Many immigration “notaries” or questionable processors will offer to help you complete the required forms, but they can charge a lot of money and give you little real help. Our firm will be happy to direct you to government sites where these forms are available for free. More importantly, we will help you understand the overall asylum process. You will consult with an experienced attorney who will make sure you have the best chance to win your case, instead of steering you down the wrong path.

The U.S. asylum system is bogged down by extreme backlogs. Asylum cases currently take 3-5 years to process, depending on where you live. Many of them will be forwarded to Immigration Courts to await a final hearing in another 2-4 years. It is important to understand these delays from the outset and be prepared for the challenges they present.

Generally, a case will proceed in three phases. First, you file a basic asylum application before U.S. immigration authorities. You will be scheduled for a biometrics appointment and issued a receipt notice, indicating your case is pending. After this, you will generally be able to file for a work permit at the 150-day mark after your case is received.

Second, after approximately 3-5 years, in most cases, you will be scheduled for an asylum interview. At this time, you will have to establish your reasons for filing an asylum application, and you must show that the dangers you alleged in your application continue to exist. You will also be required to show that the dangers exist throughout the country you fled. If the officer finds your testimony credible, he may approve your application. If the officer finds that your application lacks credibility, he will likely schedule you for a follow-up appointment to receive a written decision.
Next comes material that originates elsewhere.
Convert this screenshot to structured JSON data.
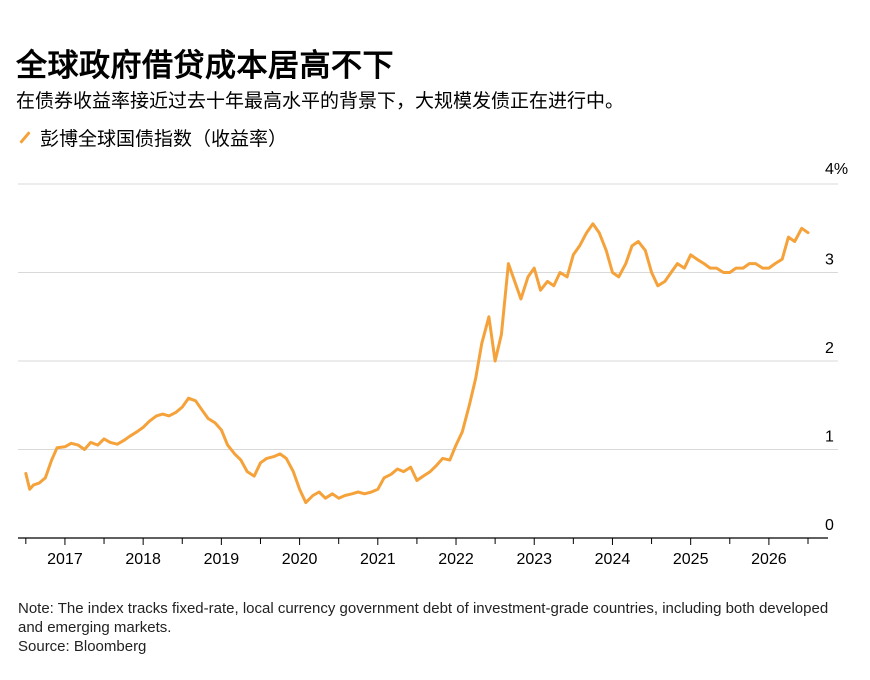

Third, if the officer finds that he is unable to approve your asylum case and your authorized period of stay has expired, U.S. asylum laws require that the officer forward your case to the U.S. Immigration Courts while issuing a “Notice to Appear.” This means that you are subject to removal from the United States, but it may take another 1-3 years for you to have your final hearing in Immigration Court. You will have to update your entire application and prove that you are still at risk for persecution in the country you fled. If you are not successful in proving your asylum case in Immigration Court, the U.S. Immigration Judge will issue a removal order against you.